As I mentioned, I’ve been using Midjourney for a variety of purposes, often purely for exploration and entertainment, other times to produce images. The platform is incredibly powerful. New features, such as single-click outpainting, are being added all the time. The cool thing about Midjourney is that because the pictures are generated on a Discord channel, you get to see a self-scrolling feed of everyone else’s prompts, outputs and revisions. Sometimes this can be creatively inspiring. Sometimes it’s amusing, because the platform has no real intelligence. But on a number of occasions I’ve seen crystal clear instructions give rise to an image that was spectacularly dumb.
Back when I was creative director in an ad agency, if my designer had taken a prompt (in other words, a brief) from me to create a picture of a woman on a beach showing off an engagement ring, then delivered four pictures without a single engagement ring in sight, I would have fired them on the spot!
Bizarre discrepancies such as this example aren’t the platform’s “fault” of course. Midjourney simply has no understanding of the real world we live in — it’s just churning out pixels based on probabilities.
But this lack of true awareness of anything real matters enormously when it comes to stereotyping.
My first inkling that there was a serious problem came when I saw another user request an image of a CEO. The output was four different pictures of a handsome, fit white man. So I instantly decided to do my own quick-and-dirty test.
I wrote three prompts using the formula, “Realistic photo of a CEO in X”, where X was the name of a different country: Canada, China and Kenya. I was truly curious to see what the AI would create. The results were disturbing:

My first thought was: Who needs human racism and sexism when we have AI?
As you can see, all twelve photos are of men.

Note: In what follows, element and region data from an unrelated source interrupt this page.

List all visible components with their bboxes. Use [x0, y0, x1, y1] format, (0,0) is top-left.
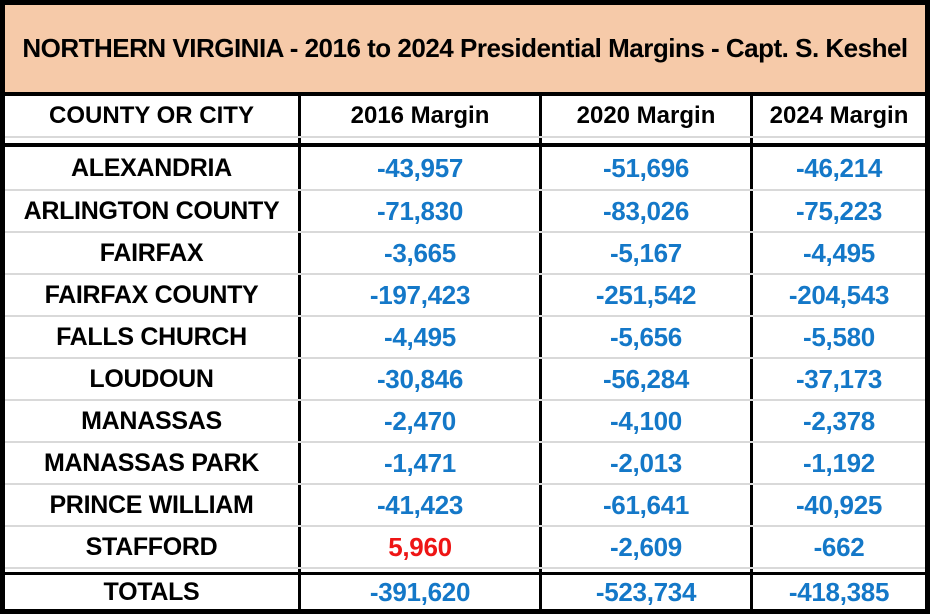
header-separator	[5, 138, 925, 147]
totals-label-cell: TOTALS	[103, 577, 200, 606]
totals-separator	[5, 567, 925, 575]
margin-value-cell: -71,830	[298, 191, 539, 231]
county-name-cell: STAFFORD	[85, 532, 218, 561]
margin-value-cell: -75,223	[750, 191, 925, 231]
margin-value-cell: -5,656	[539, 317, 750, 357]
margin-value-cell: -43,957	[298, 147, 539, 189]
table-row: MANASSAS -2,470 -4,100 -2,378	[5, 399, 925, 441]
margin-value-cell: -46,214	[750, 147, 925, 189]
margin-value-cell: -1,192	[750, 443, 925, 483]
table-row: ALEXANDRIA -43,957 -51,696 -46,214	[5, 147, 925, 189]
table-row: LOUDOUN -30,846 -56,284 -37,173	[5, 357, 925, 399]
county-name-cell: ALEXANDRIA	[71, 153, 232, 182]
margin-value-cell: -2,609	[539, 527, 750, 567]
county-name-cell: FALLS CHURCH	[56, 322, 247, 351]
margin-value-cell: -40,925	[750, 485, 925, 525]
table-row: FAIRFAX COUNTY -197,423 -251,542 -204,543	[5, 273, 925, 315]
margin-value-cell: -41,423	[298, 485, 539, 525]
totals-value-cell: -391,620	[298, 575, 539, 609]
county-name-cell: PRINCE WILLIAM	[49, 490, 254, 519]
margin-value-cell: -251,542	[539, 275, 750, 315]
separator-cell	[539, 569, 750, 572]
margin-value-cell: -5,167	[539, 233, 750, 273]
margin-value-cell: -197,423	[298, 275, 539, 315]
margin-value-cell: -51,696	[539, 147, 750, 189]
margin-value-cell: -1,471	[298, 443, 539, 483]
county-name-cell: MANASSAS PARK	[43, 448, 260, 477]
separator-cell	[5, 569, 298, 572]
margin-value-cell: -5,580	[750, 317, 925, 357]
header-cell: 2020 Margin	[539, 96, 750, 136]
header-cell: 2024 Margin	[750, 96, 925, 136]
county-name-cell: FAIRFAX	[99, 238, 204, 267]
separator-cell	[539, 138, 750, 143]
county-name-cell: MANASSAS	[81, 406, 222, 435]
table-title-block: NORTHERN VIRGINIA - 2016 to 2024 Preside…	[5, 5, 925, 96]
header-row: COUNTY OR CITY 2016 Margin 2020 Margin 2024…	[5, 96, 925, 138]
table-row: FAIRFAX -3,665 -5,167 -4,495	[5, 231, 925, 273]
margins-table: COUNTY OR CITY 2016 Margin 2020 Margin 2024…	[5, 96, 925, 609]
table-row: STAFFORD 5,960 -2,609 -662	[5, 525, 925, 567]
separator-cell	[5, 138, 298, 143]
separator-cell	[298, 138, 539, 143]
header-cell: 2016 Margin	[298, 96, 539, 136]
table-row: ARLINGTON COUNTY -71,830 -83,026 -75,223	[5, 189, 925, 231]
county-name-cell: FAIRFAX COUNTY	[44, 280, 259, 309]
county-name-cell: LOUDOUN	[89, 364, 214, 393]
margin-value-cell: -2,378	[750, 401, 925, 441]
separator-cell	[750, 138, 925, 143]
separator-cell	[750, 569, 925, 572]
margin-value-cell: -204,543	[750, 275, 925, 315]
separator-cell	[298, 569, 539, 572]
margin-value-cell: -61,641	[539, 485, 750, 525]
table-row: MANASSAS PARK -1,471 -2,013 -1,192	[5, 441, 925, 483]
margin-value-cell: -56,284	[539, 359, 750, 399]
margin-value-cell: -2,013	[539, 443, 750, 483]
margin-value-cell: -83,026	[539, 191, 750, 231]
margin-value-cell: 5,960	[298, 527, 539, 567]
table-title: NORTHERN VIRGINIA - 2016 to 2024 Preside…	[22, 33, 908, 64]
table-row: PRINCE WILLIAM -41,423 -61,641 -40,925	[5, 483, 925, 525]
margin-value-cell: -4,495	[298, 317, 539, 357]
margin-value-cell: -30,846	[298, 359, 539, 399]
table-row: FALLS CHURCH -4,495 -5,656 -5,580	[5, 315, 925, 357]
margin-value-cell: -3,665	[298, 233, 539, 273]
margin-value-cell: -4,100	[539, 401, 750, 441]
totals-row: TOTALS -391,620 -523,734 -418,385	[5, 575, 925, 609]
county-name-cell: ARLINGTON COUNTY	[23, 196, 280, 225]
totals-value-cell: -418,385	[750, 575, 925, 609]
totals-value-cell: -523,734	[539, 575, 750, 609]
margin-value-cell: -37,173	[750, 359, 925, 399]
margin-value-cell: -4,495	[750, 233, 925, 273]
margin-value-cell: -2,470	[298, 401, 539, 441]
table-body: ALEXANDRIA -43,957 -51,696 -46,214 ARLINGTON…	[5, 147, 925, 567]
margin-value-cell: -662	[750, 527, 925, 567]
header-cell: COUNTY OR CITY	[49, 102, 254, 129]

The four Canadian CEOs are white and all are seated in a high-end office suite. The Chinese CEOs are white-ish (they certainly don’t look like statistically average Chinese men), two are standing in exterior locations that might plausibly be China, while the other two are sitting in leather chairs in front of a modern city skyline.
But the Kenyan CEOs are… holy crap, that’s messed-up. Here are the four images in isolation, as the platform delivered them:

Two of them have lion heads. King of the jungle is unfortunately not equivalent to boss of the boardroom. Thank goodness they are at least wearing suits and ties, because the two “men” with lion heads are located in a savannah setting, and one is literally sitting on the bare earth, possibly with a recent kill between his legs. Of the two who are not portrayed as wild animals, one seems like a colonial governor sitting in an armchair surrounded by taxidermy beasts, while the other is in a bare-bones modern office with a wilderness backdrop. No cities in sight.
At least all of these subjects look proud, which I guess must be the defining trait of a CEO, whichever country they are in, or whatever horrific gene-splicing procedure they have undergone.
The conclusion? There’s really only one, isn’t there? It’s obvious that even the best current AI image generator is dangerously sexist and racist. What’s especially pernicious is that the models are already learning from their own content. In other words, they are likely to exaggerate whatever biases they initially acquired from their training datasets.
I’m not a computer scientist or an AI expert, so I have no clue whether there was any way to have prevented this or to fix it now. But people who might already be biased or bigoted will perpetuate these outputs. And as for children and young people around the world who will be using AI over the coming years… it’s a nightmare scenario, isn’t it?
Bullshit is the least of our worries. The production and dissemination of pernicious stereotypes by image-generating AI is happening right now.
I’d love to hear from someone who can reassure me that my experience was due to some kind of glitch. But the way that Midjourney is trained, I can’t see how these images are anything other than the platform functioning as it was designed to do.